Background and decision
The case revolved around a right to manage (RTM) claim brought by a group of leaseholders in a block of flats.  Amongst other things, Avon opposed the RTM claim on the basis that several of the participating tenants were shared owners. They argued that due to the wording of Section 76 of the 2002 Act, shared ownership tenants did not hold long leases of their flats (a pre-requisite for participation in an RTM claim) until they had fully staircased and purchased 100% shares in the property. Both the First-tier Tribunal and the Upper Tribunal agreed with the RTM company and upheld their right to be included in the RTM.  Avon appealed to the Court of Appeal. 

The Justices considered that paragraphs (a) to (f) in Section 76 were 'gateways' and so if the lease fulfilled just one of the criteria listed, this was sufficient.  Each of the requirements set out in the various paragraphs were intended to be alternatives rather than a series of criterion all of which had to be fulfilled. Because shared ownerships were 'granted for a term of years certain exceeding 21 years', as set out in Section 76(2)(a), that was sufficient. 

Therefore, despite there being clear reference in the explanatory notes in the 2002 Act to the contrary, it was held that a shared ownership lease was a long lease within the meaning of Section 76 of the 2002 Act, regardless of whether staircasing to 100% had been achieved. The shared ownership tenants were able to participate in the RTM.  

What does this mean for shared owners and registered providers? 

Whilst the Avon case dealt specifically with an RTM, it has much wider implications. The definition in the 2002 Act is almost the same as that set out in Section 7(1) of the Leasehold Reform, Housing and Urban Development Act 1993 (1993 Act).  The 1993 Act provides a statutory right to tenants of flats who hold long leases, to extend their lease for 90 years or to participate in collective enfranchisement and purchase the freehold of the building. Until now, the general position was that shared ownership leases were not long leases for the purpose of lease extension and / or collective enfranchisement under the 1993 Act. However, given the similarities in the definition in Section 76 to that in Section 7(1) of the 1993 Act, the decision in the Avon case appears to have changed this and it is now likely that a shared owners would be found to have the benefit of the 1993 Act rights. 

That said, there are still many questions to be considered.  There is no clear guidance in the 1993 Act as to how the premium for a lease extension should be calculated in a situation where a tenant's share is not 100% - do they pay 100% of the premium calculated under the 1993 Act or a percentage of that premium based on the share they hold?  Furthermore, the 1993 Act provides that when the right to extend is exercised, the rent reduces to a peppercorn.  It seems inconceivable that this could impact on the specified rent payable under a shared ownership lease but, again, this is something that may require further consideration in future case law. 

In a situation where a registered provider (RP) holds an intermediate leasehold interest of a flat which is let to a shared owner, a further consequence of the change of shared ownership status is that the RP will lose their rights under the 1993 Act.  Only the qualifying tenant with the most inferior interest in the hierarchy will be able to exercise 1993 Act rights.  The only way in which an RP would then be able to extend their lease would be under a voluntary arrangement with their own landlord.  

One further area that may be impacted by the Avon case, is income recovery for shared ownership leases.  The judgment in Avon does touch on parts of the decision in Richardson v Midland Heart which found that, for the purpose of possession actions, a shared ownership lease is to be treated as an assured tenancy.
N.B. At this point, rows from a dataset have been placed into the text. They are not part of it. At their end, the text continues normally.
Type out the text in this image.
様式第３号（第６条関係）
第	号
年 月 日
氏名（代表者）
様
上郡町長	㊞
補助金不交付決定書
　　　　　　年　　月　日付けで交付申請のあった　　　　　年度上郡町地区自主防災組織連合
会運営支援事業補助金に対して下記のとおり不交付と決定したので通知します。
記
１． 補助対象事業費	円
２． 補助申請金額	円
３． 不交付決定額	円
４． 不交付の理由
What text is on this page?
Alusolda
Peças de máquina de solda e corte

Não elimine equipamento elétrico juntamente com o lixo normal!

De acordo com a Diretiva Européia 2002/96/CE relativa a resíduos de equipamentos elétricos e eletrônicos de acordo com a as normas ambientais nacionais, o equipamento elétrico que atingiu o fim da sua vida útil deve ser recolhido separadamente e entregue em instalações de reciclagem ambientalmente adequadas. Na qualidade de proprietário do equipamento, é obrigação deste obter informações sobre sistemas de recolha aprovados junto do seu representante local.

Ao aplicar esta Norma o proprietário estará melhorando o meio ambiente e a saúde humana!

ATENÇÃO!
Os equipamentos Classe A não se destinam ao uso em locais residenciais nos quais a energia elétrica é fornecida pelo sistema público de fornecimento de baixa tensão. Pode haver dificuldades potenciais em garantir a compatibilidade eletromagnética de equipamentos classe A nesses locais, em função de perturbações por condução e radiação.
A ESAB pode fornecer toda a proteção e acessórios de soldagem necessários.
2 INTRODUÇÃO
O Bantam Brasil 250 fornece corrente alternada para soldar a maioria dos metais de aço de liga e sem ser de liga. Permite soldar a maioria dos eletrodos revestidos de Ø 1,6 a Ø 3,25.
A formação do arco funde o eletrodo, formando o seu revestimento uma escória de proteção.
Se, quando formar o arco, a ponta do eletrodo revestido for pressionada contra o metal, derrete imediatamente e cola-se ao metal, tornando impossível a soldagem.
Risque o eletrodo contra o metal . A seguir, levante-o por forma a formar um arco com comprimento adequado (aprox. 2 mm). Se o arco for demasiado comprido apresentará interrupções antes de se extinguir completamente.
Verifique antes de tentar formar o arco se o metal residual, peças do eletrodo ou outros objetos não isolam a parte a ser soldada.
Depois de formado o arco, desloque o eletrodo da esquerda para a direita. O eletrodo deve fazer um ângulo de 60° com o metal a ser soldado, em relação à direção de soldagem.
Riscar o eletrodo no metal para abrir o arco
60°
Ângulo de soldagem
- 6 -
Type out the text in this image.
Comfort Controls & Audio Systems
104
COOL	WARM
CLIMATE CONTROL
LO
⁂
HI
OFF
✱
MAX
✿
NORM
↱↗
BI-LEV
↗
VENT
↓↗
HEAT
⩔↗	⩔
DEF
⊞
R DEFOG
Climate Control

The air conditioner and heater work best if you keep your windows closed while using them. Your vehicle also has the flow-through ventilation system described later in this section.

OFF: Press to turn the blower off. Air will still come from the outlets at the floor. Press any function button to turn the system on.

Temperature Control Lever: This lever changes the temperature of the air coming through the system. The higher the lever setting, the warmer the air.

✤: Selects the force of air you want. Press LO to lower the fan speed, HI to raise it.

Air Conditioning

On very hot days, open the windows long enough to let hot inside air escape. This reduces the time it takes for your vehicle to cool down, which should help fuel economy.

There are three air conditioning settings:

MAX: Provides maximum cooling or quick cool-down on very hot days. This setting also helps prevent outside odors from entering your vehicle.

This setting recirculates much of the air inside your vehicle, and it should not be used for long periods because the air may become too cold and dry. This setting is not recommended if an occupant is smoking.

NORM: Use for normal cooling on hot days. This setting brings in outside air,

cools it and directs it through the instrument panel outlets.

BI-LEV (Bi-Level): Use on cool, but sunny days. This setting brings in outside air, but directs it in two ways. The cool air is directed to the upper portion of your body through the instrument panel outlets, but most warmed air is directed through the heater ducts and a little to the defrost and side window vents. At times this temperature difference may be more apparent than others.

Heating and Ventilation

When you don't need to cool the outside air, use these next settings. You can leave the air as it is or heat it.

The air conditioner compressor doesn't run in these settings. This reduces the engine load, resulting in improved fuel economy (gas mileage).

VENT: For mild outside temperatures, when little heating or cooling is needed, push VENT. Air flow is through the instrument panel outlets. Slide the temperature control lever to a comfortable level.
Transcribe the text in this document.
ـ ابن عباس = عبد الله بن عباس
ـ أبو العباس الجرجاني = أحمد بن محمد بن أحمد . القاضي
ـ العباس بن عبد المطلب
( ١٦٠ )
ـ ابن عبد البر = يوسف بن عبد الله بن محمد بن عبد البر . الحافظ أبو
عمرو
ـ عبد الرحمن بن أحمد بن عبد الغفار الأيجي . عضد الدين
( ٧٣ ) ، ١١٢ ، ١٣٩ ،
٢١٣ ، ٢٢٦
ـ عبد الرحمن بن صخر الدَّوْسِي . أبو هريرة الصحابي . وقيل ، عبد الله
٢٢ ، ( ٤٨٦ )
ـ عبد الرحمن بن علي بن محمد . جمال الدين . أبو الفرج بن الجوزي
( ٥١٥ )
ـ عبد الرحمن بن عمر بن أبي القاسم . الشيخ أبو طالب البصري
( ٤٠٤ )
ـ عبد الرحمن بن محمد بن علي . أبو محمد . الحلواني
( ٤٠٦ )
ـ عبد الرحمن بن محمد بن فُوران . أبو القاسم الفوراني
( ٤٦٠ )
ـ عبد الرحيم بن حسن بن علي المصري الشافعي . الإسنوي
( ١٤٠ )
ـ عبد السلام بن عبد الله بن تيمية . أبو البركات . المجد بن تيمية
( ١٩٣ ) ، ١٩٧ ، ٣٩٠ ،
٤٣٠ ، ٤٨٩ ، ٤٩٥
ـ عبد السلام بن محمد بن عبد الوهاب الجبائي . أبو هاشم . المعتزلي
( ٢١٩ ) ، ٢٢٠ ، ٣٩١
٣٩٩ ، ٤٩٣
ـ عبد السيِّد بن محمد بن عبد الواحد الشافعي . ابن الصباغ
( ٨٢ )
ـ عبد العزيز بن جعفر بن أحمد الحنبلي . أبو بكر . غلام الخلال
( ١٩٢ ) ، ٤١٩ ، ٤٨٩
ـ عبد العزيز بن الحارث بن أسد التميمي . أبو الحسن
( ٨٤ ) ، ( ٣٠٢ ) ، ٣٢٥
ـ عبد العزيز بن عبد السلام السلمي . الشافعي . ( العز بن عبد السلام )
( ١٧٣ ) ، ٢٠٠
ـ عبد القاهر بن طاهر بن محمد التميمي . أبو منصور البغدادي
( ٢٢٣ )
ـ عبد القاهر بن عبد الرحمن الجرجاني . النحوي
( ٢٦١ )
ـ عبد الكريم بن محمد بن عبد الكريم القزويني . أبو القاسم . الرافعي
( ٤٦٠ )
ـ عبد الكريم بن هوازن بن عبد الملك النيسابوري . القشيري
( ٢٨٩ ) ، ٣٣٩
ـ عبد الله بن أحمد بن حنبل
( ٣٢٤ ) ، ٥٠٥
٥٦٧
However, as a shared ownership lease would still fulfil the requirements of Section 1 of the Housing Act 1988, the position appears to be unchanged for income recovery relating to shared ownership leases. That said, it remains to be seen how Judges will approach those cases considering the analysis of Section 76 in Avon, which arguably could impact on the standard practice of many RP landlords to pursue arrears on the basis that the shared ownership lease is a form of assured tenancy. 

A changing legal framework for shared ownership leases

Following the Avon case, as the law stands, it is the case that shared owners qualify for the RTM.  It is further arguable that shared owners will now qualify for lease extensions and collective enfranchisement under the 1993 Act, meaning that registered providers will need to decide whether to test this point in Court or accept the point and work through the valuation and other practical consequences.  

The landscape of leasehold is continually changing, and the status of shared ownership leases is likely to be further changed if the current proposals set out in the Renters Reform Bill become law, as the status of shared ownership leases as a form of assured tenancy will be removed.